As organisations continue to rely on revenue from eCommerce – estimates project the global market to hit more than $3.5 trillion in 2019 – the potential financial impact of Magecart is dire. The fallout from digital skimming breaches in 2018 cost organizations hundreds of millions of dollars in government penalties alone.

 

Making matters worse, an estimated 20 percent of websites hit by Magecart become reinfected within five days of remediating the original problem[2]. It’s a bleak picture for an industry about to embark on the busiest shopping season of the year.

 

“The threat of formjacking is a widespread and growing problem. Because so many web applications are lacking in-app protection, adversaries are able to easily debug and read a web app’s JavaScript or HTML5 in plain text. Once the web app code is understood, malicious Javascript is then inserted into the web pages of target servers that deliver the web checkout form.

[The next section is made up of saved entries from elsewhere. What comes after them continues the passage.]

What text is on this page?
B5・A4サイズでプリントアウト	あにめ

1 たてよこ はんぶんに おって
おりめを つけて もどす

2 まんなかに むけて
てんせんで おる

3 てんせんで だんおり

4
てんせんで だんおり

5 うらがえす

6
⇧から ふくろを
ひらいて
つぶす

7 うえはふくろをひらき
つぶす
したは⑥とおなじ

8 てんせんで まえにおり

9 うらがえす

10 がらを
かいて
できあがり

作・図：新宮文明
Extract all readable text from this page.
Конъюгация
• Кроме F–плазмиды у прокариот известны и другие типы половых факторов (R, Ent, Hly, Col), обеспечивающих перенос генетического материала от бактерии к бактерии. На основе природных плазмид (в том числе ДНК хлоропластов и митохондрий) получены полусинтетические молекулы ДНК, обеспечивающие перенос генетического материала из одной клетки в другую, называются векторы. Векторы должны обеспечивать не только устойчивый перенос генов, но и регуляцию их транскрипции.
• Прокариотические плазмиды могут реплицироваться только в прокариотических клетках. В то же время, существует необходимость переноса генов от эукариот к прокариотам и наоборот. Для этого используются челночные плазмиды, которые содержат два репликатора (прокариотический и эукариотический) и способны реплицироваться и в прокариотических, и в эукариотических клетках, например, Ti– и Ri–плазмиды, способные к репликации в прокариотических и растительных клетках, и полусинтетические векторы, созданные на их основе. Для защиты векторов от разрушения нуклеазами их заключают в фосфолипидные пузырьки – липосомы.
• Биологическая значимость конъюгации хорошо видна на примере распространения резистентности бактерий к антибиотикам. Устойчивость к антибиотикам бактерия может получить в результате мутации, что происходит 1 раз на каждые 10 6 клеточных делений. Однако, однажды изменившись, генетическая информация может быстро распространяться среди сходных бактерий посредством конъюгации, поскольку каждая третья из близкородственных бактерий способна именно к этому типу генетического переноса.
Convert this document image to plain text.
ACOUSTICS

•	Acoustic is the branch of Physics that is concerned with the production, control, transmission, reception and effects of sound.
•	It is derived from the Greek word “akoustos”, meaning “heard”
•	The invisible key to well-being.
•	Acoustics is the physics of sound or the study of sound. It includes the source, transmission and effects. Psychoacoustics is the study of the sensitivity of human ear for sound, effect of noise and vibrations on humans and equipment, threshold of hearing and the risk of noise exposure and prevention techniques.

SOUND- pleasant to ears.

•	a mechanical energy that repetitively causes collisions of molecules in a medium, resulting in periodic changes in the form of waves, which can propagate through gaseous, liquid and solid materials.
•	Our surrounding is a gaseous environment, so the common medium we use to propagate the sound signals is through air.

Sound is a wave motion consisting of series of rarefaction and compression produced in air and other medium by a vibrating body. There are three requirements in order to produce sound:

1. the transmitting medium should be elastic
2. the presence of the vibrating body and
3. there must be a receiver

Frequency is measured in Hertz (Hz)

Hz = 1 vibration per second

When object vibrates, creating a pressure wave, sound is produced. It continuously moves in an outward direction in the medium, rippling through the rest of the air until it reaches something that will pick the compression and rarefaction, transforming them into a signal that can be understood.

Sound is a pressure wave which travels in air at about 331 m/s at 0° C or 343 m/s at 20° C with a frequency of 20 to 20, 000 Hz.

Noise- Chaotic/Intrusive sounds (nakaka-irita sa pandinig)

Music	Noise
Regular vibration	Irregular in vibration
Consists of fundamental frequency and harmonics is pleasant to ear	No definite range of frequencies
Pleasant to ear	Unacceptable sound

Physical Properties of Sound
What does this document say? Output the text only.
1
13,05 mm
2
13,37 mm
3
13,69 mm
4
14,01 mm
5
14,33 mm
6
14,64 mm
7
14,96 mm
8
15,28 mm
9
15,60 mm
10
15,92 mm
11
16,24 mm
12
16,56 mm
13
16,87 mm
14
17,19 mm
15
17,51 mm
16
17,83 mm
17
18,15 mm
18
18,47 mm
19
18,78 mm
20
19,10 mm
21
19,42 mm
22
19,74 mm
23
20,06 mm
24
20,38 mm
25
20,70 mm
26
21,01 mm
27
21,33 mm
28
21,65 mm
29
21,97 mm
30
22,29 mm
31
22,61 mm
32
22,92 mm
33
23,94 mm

Once weaponized, these credential pages will simultaneously send a consumer’s credit card information to an off-site server under the control of the Magecart group while also allowing the compromised site to process the credit card so the consumer and the organization are unaware of the theft,” says Alissa Knight, cybersecurity analyst for Aite Group and author of the In Plain Sight series of research.

 

She continues: “It’s important to adopt solutions that implement multiple layers of security, such as detection of code tampering and analysis, active response that shuts a browser down upon detection of formjacking, along with threat detection and real-time alerting and response.”

 

To conduct this research, Knight used a source code search engine that scoured the web for obfuscated JavaScript that she found in repeating patterns of previously published Magecart breaches. Just 2.5 hours of initial research led to the discovery of over 80 compromised eCommerce sites globally that were actively sending credit card numbers to off-site servers under the control of the Magecart groups.

 

The research showed that the most common similarity across the 80 sites was the use of Magento, all of which are running old versions that are vulnerable to an unauthenticated upload and remote code execution vulnerability that has published exploits available for it.

 

Knight also found that 100% of the 80 sites discovered had no in-app protection implemented, such as tamper detection and code obfuscation; and,25% of the sites discovered were large, reputable brands.

 

To combat this growing threat, here are some steps that retailers and eCommerce organisations can take to protect their customers by updating or patching their eCommerce platforms to the latest version, audit web code to ensure websites, including any third party apps, have not been compromised, andimplement a security solution that can provide alerts when suspicious activity targets web application code.